Ich hab auf der alutech website etwas von einem Pudel DH WorldCup Rahmen gelesen der zur Eurobike vorgestellt werden soll. Gibts den da schon vorab Infos dazu? Wo liegen die Unterschiede zum normalen Pudel DH?

Danke schonmal!

Gruß,
CoreX


----------



## michar (24. August 2009)

also ich denke es wird sich sicherlich hier dran orientieren...an dem ,,fyler,, sieht man unten noch ein aufwaendiges fraesteil eingearbeitet! obs sooo ein riesen unteschied zum ,,normalen,, pudel wird denk ich nicht..ich denke das das ding gewichts und stabilitaetsoptimiert sein wird und vllt an der geometrie noch bisschen was gemacht wurd...

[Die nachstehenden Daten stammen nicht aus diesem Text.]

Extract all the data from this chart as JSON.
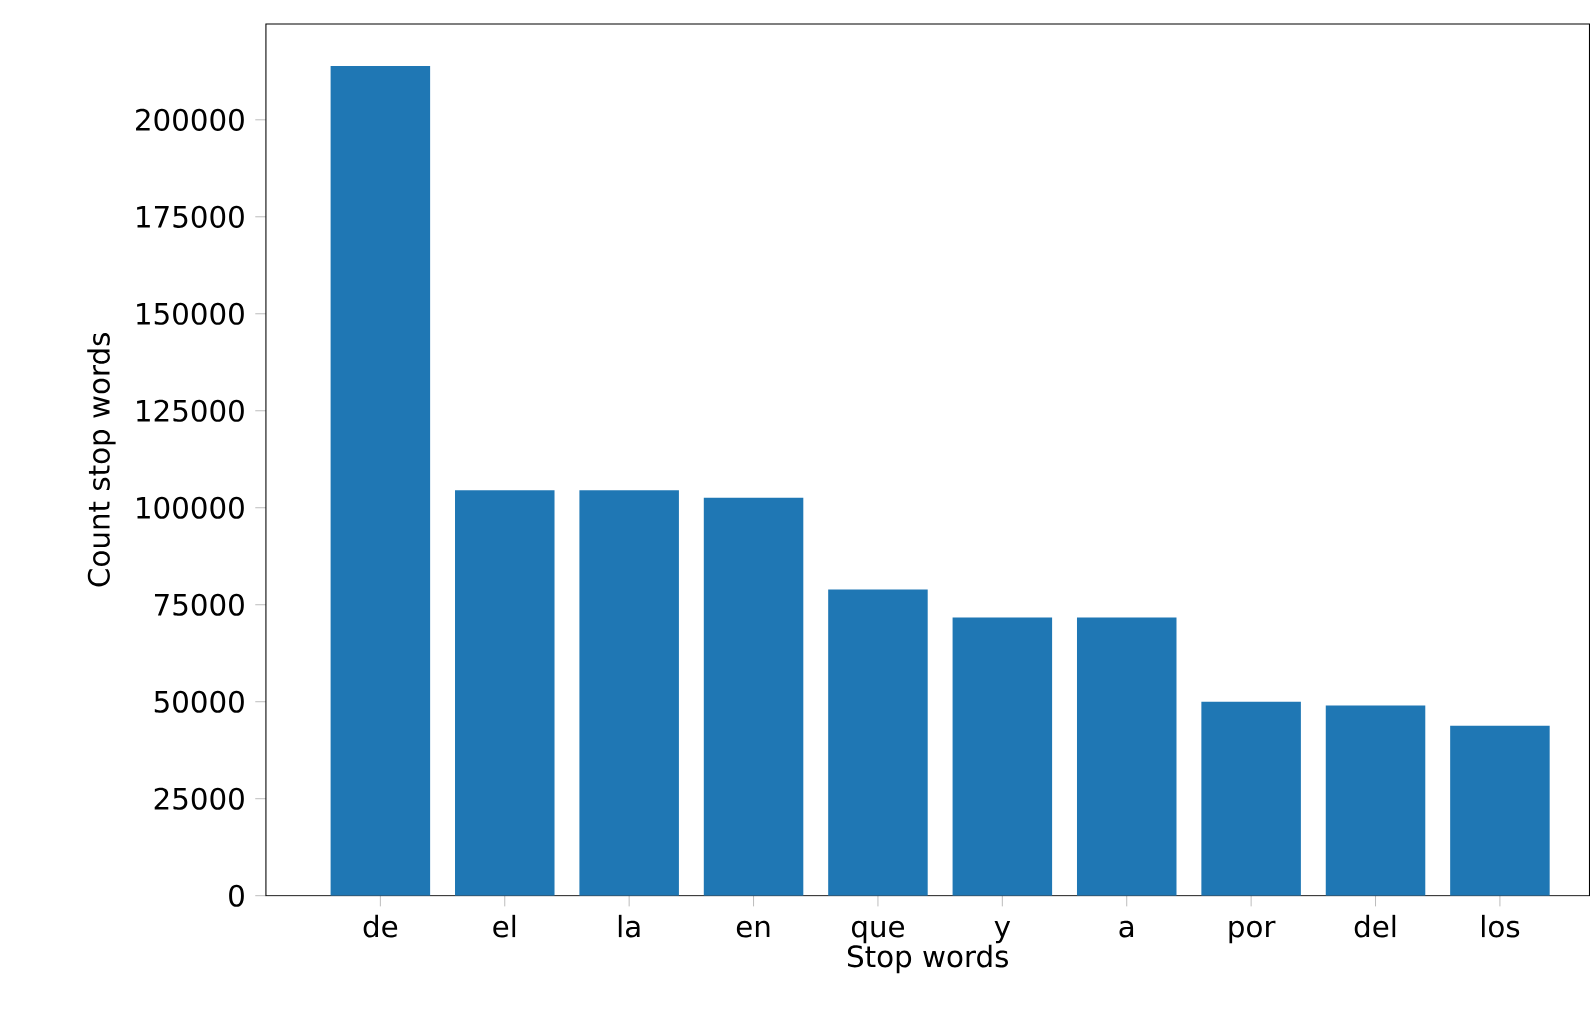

hier unten sieht man ja das fraesteil...


----------



## MTB-News.de




----------



## michar (31. August 2009)

so..das isser also! sehr geiles teil...sitzrohr is jetzt wie beim neuen keiler und das neue fraesteil unten...keine welten zum normalen pudel..aber huebsch...Oder ist sonst noch was neu dran?


----------



## Bommber 1 (23. September 2009)

Ist von euch schon mal einer Ein Pudel gefahren ?
wenn ja dann schreibt mir doch bitte eurer Erfahrungen,
möchte mir wahrscheinlich eins zulegen.
Fahre bis jetzt ein Big Hit 3 von 07
und bin noch gefahren ein Gambler, Demo 8 von 2006
und ein Ion.


----------